Ele então mudou subitamente o tom de voz, encheu os pulmões de ar e com um timbre profundamente natural e viril, que nunca antes havia revelado possuir, deu-me um forte tapa no ombro afastando a faca, dizendo-me:
_ VOCÊ VAI MATAR NINGUÉM, SEU CASSIANO! VOCÊ É UM CARA FANTÁSTICO, SEU PORRA! UM CARA QUE TODO MUNDO ADMIRA!
VOCÊ LÁ PRECISA DISSO, UM CARA QUE TODA A SOCIEDADE CONSIDERA UM GÊNIO? VAMOS ALI TOMAR UM UÍSQUE DA PATROA, PORRA!

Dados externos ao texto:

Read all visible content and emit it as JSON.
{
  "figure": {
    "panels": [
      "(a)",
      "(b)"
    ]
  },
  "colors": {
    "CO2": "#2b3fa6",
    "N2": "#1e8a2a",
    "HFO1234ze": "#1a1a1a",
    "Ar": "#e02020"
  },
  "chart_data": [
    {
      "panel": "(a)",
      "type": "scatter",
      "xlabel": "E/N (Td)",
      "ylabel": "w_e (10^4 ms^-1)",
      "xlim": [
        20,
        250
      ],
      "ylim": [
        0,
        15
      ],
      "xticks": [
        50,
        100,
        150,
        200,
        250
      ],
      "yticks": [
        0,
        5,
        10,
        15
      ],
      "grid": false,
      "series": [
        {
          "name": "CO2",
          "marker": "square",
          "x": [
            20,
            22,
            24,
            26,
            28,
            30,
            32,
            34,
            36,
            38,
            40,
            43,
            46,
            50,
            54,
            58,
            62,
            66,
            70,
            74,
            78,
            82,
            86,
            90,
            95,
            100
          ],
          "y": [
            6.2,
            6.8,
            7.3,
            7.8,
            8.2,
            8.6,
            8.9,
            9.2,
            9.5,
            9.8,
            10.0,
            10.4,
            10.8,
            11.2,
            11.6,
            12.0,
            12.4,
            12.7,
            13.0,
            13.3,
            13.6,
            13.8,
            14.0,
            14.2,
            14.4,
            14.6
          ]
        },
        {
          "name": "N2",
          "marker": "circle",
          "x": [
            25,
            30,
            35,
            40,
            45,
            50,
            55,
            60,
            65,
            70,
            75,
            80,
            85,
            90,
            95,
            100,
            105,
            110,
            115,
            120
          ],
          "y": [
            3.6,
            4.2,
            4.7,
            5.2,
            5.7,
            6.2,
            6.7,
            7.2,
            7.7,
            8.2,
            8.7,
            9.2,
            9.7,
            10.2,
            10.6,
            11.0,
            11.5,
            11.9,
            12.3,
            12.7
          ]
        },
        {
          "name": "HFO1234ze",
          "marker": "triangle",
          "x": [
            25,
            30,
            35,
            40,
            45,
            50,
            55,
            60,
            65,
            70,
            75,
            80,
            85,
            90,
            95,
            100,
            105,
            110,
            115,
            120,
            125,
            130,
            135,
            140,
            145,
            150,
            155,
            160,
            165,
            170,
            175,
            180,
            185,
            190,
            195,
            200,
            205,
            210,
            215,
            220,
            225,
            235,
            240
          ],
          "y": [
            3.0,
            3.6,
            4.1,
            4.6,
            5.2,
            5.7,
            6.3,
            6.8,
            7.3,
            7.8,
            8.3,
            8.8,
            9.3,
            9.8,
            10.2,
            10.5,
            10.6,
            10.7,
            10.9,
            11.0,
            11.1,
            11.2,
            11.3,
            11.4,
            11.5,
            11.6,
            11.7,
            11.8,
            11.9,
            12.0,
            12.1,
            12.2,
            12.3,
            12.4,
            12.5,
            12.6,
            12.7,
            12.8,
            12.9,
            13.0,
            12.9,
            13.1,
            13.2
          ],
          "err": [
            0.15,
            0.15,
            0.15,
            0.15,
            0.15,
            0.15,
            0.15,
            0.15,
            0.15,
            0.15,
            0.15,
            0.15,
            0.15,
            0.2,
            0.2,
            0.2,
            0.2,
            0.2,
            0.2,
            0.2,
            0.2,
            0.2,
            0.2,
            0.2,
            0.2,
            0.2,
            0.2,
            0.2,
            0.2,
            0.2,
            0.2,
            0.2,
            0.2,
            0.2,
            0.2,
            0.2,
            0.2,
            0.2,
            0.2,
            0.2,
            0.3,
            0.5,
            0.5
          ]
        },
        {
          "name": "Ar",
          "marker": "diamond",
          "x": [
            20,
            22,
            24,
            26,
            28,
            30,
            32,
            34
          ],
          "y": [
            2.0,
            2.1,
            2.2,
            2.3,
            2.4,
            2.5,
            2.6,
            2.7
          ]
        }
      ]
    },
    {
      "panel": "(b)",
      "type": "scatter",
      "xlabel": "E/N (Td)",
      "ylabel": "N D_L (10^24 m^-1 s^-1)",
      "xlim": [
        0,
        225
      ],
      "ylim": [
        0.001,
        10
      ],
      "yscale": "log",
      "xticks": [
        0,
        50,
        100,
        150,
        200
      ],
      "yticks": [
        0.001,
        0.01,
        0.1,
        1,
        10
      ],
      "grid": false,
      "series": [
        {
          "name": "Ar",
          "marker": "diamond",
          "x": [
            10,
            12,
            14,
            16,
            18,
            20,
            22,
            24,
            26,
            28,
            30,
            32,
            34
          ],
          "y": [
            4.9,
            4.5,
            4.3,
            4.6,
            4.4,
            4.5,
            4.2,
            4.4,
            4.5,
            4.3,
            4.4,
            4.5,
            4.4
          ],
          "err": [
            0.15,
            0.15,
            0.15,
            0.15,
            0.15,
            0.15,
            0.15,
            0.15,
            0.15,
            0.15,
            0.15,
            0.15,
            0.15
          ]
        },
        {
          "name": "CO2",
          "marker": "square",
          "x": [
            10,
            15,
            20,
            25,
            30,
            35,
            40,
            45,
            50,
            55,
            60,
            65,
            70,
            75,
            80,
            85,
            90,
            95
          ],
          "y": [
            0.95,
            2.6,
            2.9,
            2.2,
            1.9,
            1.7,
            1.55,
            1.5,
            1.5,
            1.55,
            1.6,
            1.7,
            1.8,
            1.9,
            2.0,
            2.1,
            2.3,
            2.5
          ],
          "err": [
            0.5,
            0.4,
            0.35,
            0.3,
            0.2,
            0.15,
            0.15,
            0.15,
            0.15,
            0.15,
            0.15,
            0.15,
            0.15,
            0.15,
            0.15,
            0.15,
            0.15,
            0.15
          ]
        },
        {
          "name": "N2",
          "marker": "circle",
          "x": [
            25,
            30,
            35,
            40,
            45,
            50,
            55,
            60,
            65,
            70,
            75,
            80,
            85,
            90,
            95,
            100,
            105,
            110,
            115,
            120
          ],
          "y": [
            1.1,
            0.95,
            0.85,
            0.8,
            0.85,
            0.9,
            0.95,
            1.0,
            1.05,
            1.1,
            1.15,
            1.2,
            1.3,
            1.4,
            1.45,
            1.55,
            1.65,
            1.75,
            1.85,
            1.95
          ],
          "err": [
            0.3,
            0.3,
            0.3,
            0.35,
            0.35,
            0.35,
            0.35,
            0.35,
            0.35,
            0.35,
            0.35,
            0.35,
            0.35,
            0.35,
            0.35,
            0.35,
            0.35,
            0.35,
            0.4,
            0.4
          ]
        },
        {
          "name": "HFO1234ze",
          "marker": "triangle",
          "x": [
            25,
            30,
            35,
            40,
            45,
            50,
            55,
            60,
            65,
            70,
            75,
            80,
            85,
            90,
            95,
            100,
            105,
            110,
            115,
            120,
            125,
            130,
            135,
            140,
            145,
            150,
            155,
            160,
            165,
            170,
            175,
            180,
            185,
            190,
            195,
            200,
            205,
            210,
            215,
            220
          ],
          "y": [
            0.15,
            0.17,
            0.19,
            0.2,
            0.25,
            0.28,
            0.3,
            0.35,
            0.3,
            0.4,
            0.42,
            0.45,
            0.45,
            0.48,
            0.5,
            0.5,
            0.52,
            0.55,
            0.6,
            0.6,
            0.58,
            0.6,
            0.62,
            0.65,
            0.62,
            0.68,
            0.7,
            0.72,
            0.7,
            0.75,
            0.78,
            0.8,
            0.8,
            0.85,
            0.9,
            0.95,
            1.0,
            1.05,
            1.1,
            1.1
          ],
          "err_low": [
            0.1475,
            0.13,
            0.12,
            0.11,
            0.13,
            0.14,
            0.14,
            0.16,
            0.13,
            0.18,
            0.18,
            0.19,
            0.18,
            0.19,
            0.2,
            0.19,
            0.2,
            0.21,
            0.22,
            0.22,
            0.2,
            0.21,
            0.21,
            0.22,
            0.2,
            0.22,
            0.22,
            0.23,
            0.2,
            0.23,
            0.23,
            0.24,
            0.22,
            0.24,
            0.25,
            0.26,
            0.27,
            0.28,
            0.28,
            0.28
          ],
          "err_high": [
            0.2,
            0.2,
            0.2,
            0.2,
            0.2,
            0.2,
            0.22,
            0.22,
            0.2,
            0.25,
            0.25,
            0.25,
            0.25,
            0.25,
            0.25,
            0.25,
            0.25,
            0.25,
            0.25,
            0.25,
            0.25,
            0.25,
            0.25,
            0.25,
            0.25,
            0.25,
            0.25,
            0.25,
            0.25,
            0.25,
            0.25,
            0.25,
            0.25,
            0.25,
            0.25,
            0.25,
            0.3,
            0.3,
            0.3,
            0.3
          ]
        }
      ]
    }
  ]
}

E saiu do quarto resoluto, sem rebolar, dando-me tempo e oportunidade em abaixar a faca e me dobrar no riso com tamanha revelação. Até hoje não sei dizer se ele era um veado fingindo ser homem para não morrer nas mãos de um homofóbico, ou se era um homem que por alguma razão estapafúrdia se passava por um gay histérico. De qualquer modo, tão perfeita fora a sua transmutação que eu atribuo a ela, e não ao fato de estar apaixonado na época por uma linda mulher, o fato de não ter sangrado aquela sinistra aberração! Permita-me assim, usar o adágio shakespeariano, Tudo Começa Bem Quando Bem Acaba, a guisa de conclusão, pois que toda história de amor, mesmo quando dissimulada, possui no Cisne de Avon a sua secreta inspiração.